Let me say, right at the outset, that I am a teacher and I work (obviously) for a company that sells training-related products and services. So my opinion here is going to be a bit suspect, and I understand that. But I'm not a teacher just because it puts food on the table and keeps my kids properly clothed. I'm a teacher because the classroom is where I find my jazz. I delight in finding new ways to convey information, and get my greatest thrill when I see the lights go on in a student's eyes. And I believe people who are properly trained are a greater asset to themselves and to the companies for which they work. I couldn't do a job I didn't believe in.

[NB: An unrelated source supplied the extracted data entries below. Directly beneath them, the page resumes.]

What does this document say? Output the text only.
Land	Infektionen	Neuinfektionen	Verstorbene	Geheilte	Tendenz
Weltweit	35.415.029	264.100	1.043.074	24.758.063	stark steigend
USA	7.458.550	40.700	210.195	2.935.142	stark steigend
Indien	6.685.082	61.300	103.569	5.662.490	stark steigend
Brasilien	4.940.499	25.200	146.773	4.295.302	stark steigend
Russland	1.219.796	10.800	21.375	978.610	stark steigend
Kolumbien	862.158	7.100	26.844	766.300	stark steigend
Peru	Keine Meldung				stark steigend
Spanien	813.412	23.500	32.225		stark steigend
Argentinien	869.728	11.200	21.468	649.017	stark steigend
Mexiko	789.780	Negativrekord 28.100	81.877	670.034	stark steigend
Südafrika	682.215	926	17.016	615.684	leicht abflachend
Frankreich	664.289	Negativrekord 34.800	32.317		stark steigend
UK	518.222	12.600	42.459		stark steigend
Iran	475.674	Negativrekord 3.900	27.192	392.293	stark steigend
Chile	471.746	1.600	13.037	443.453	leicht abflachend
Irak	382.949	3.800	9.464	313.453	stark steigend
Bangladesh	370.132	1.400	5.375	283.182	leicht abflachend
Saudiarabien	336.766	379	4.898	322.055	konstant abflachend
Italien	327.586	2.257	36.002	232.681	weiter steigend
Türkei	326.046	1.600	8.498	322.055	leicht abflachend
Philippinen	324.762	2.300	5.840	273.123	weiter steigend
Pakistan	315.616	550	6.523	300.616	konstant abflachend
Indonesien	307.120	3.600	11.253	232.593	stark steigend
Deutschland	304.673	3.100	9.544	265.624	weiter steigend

I was reflecting on our economy last night, and regretting the fact that the downturn in the economy means we're probably about to see another downturn in training demands. That's what most companies do when the economic storms get a bit rough: strip down to the gunwales and toss anything deemed extraneous overboard. And training people is seen, by most companies, as extraneous. It's a luxury. They can limp along without training, but they can't limp along without their supply chain. It's an unfortunate mindset because it's flat out wrong.
As I was reflecting on this, I faintly recalled a very short article I read a few years ago. It took me a while to ferret it out, but I was pretty sure it was in a copy of Harvard Business Review (HBR). Sure enough, I found it. From a 2004 edition. Fortunately, I also found a PDF copy online. The article, which dates from March 2004, reports on three investment portfolios they built in the early 2000s. They focused the portfolios on companies that consistently spent roughly twice the industry norm on employee development. They built three such portfolios and actually invested their own money in them. The result? All three portfolios outperformed the S&P 500 index.
So what's the philosophy in your company?